The rail line played a big part in meeting the area’s freight needs at that time.  The freight depot, located  where the post office sits today, was a handsome building with a deck on the receiving side whose height was just right for off-loading freight onto awaiting trucks. In the days of my youth, the train had been reduced to a freight- hauling line. In an earlier time, before a larger and more ambitious train station had fallen victim to fire, the rail line had ferried passengers bound for the foothills and beyond. Today, most of the passengers riding the rails in these parts are tourists, visitors to the area who arrive in Jamestown by automobile to board trains for short excursions on summer weekends and special occasions.

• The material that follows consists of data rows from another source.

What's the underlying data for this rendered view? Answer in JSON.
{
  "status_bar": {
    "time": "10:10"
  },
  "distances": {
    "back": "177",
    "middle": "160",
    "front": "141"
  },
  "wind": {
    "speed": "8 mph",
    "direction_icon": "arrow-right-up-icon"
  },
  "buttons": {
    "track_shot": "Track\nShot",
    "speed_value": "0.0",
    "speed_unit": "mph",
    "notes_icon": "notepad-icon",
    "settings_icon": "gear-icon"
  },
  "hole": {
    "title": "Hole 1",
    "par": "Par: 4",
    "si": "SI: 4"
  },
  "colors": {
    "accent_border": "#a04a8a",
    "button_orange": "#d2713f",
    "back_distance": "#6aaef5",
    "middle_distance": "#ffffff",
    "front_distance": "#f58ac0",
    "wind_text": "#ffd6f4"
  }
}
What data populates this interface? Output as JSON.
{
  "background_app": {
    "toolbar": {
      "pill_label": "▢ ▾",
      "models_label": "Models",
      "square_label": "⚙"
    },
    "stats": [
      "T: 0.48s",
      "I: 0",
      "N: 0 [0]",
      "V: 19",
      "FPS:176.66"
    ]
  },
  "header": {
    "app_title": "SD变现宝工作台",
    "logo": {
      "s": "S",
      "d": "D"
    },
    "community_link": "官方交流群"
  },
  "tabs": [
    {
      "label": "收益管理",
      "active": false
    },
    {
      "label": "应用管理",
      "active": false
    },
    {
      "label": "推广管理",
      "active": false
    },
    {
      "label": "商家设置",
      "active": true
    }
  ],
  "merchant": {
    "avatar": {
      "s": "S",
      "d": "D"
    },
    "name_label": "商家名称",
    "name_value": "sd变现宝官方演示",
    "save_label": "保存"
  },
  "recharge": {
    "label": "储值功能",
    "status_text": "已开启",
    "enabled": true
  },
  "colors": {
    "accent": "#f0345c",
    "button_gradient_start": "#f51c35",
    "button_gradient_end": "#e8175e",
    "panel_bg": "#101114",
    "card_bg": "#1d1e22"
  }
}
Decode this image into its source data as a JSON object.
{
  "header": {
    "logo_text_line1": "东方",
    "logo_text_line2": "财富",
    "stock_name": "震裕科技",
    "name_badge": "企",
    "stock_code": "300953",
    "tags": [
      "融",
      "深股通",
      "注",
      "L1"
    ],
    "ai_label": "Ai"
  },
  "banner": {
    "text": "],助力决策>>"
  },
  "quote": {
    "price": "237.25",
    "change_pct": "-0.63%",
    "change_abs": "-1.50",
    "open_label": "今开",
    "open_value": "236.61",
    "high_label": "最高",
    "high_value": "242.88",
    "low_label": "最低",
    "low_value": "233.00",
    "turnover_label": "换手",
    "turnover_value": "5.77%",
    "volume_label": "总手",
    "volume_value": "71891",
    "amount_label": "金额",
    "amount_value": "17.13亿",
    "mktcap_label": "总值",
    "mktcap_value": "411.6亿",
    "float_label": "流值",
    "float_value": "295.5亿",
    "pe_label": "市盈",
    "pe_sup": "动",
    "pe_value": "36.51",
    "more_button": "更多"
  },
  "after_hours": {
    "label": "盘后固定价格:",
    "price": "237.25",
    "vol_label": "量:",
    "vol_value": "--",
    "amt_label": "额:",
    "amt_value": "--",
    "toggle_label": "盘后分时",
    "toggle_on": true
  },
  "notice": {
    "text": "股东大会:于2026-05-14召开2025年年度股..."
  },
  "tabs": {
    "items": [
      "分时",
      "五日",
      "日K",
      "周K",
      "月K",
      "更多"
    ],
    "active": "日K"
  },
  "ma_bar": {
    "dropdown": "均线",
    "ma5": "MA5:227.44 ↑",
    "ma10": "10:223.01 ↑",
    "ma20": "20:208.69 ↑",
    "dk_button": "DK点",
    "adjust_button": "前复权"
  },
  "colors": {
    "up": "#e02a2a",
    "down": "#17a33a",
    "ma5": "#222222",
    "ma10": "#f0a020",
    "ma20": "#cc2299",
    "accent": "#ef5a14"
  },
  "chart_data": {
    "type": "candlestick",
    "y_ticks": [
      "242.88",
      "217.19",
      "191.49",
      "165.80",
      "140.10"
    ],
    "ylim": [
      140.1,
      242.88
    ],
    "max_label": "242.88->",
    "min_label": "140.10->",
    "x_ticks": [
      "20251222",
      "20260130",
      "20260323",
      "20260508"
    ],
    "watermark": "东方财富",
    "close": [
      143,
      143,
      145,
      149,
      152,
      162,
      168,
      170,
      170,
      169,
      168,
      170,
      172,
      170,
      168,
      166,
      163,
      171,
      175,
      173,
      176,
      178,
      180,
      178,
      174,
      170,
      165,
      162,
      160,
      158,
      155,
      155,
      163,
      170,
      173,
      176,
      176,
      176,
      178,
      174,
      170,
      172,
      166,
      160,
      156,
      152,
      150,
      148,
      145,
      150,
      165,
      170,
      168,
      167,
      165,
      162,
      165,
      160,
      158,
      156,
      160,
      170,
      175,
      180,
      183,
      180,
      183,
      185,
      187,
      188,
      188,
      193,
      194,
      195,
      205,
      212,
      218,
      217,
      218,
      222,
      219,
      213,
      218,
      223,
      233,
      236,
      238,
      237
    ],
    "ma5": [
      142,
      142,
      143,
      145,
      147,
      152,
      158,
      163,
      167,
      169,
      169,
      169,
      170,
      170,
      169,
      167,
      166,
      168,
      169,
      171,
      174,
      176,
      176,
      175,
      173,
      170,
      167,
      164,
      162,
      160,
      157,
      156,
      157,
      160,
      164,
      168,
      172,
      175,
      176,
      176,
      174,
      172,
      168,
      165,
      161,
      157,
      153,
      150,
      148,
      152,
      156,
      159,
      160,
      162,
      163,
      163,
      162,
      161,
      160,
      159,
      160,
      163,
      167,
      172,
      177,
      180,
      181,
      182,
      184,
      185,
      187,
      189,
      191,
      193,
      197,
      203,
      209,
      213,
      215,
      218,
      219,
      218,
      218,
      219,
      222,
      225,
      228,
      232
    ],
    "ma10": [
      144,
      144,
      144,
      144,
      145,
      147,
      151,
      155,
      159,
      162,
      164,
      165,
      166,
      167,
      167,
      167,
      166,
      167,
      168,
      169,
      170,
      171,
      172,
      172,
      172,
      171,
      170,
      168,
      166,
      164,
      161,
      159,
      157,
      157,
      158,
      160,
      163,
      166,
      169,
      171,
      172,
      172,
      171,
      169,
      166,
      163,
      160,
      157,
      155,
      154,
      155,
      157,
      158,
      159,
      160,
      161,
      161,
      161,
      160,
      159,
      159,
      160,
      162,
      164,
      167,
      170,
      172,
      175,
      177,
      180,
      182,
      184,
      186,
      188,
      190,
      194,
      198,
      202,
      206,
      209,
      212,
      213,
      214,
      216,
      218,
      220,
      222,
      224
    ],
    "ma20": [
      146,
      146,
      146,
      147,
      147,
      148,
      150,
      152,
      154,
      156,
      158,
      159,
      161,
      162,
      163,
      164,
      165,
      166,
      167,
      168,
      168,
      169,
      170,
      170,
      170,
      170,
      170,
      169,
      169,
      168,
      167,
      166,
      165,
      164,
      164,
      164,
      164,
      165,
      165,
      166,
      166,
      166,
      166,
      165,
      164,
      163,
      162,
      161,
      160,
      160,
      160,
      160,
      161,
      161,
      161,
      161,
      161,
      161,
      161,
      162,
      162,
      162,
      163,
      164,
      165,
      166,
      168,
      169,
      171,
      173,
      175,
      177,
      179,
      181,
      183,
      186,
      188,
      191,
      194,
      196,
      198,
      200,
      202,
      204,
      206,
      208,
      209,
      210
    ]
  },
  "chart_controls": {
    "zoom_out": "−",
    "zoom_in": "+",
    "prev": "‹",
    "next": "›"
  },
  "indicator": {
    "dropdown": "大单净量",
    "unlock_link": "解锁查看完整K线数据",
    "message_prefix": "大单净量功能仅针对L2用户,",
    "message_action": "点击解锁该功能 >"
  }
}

In reflecting on the ability of sounds, such as that of a train whistle, to summon memories long forgotten, another sound familiar from childhood comes to mind—the once familiar sound of a rooster crowing to herald the arrival of a new day. A man who lived uphill from us when I was a child had a chicken pen commanded by a rooster who, each morning, would proclaim the coming of the dawn with unfailing regularity. Anyone who doubts that roosters are early risers is someone who has never lived close enough to one to be dispelled of such foolish notions! Many were the times I cursed that bird as a teenager after having stayed up half the night thinking I could sleep through the following morning to catch up, only to be awakened in the early light by that damnable biological alarm clock. In those days, once awake I was not able to go back to sleep, no matter how late I’d stayed up. Had I been bolder, I might have consoled myself at those times with thoughts of the bird’s demise but I was not then yet sufficiently distrustful of my conditioning to indulge in such independent thought.

I eventually learned to accept the sound of the rooster crowing and even, in time, to appreciate it. One of the blessings of the passage of time is its ability to promote acceptance of that which is beyond one’s ability to change—a life lesson whose applicability has extended far beyond the confines of the conditions which, in this case, as in many others, nourished it into being!  I hear no such morning delights these days in Petaluma. Alas, the advantages of urban living do not often include the freedom to raise farm animals.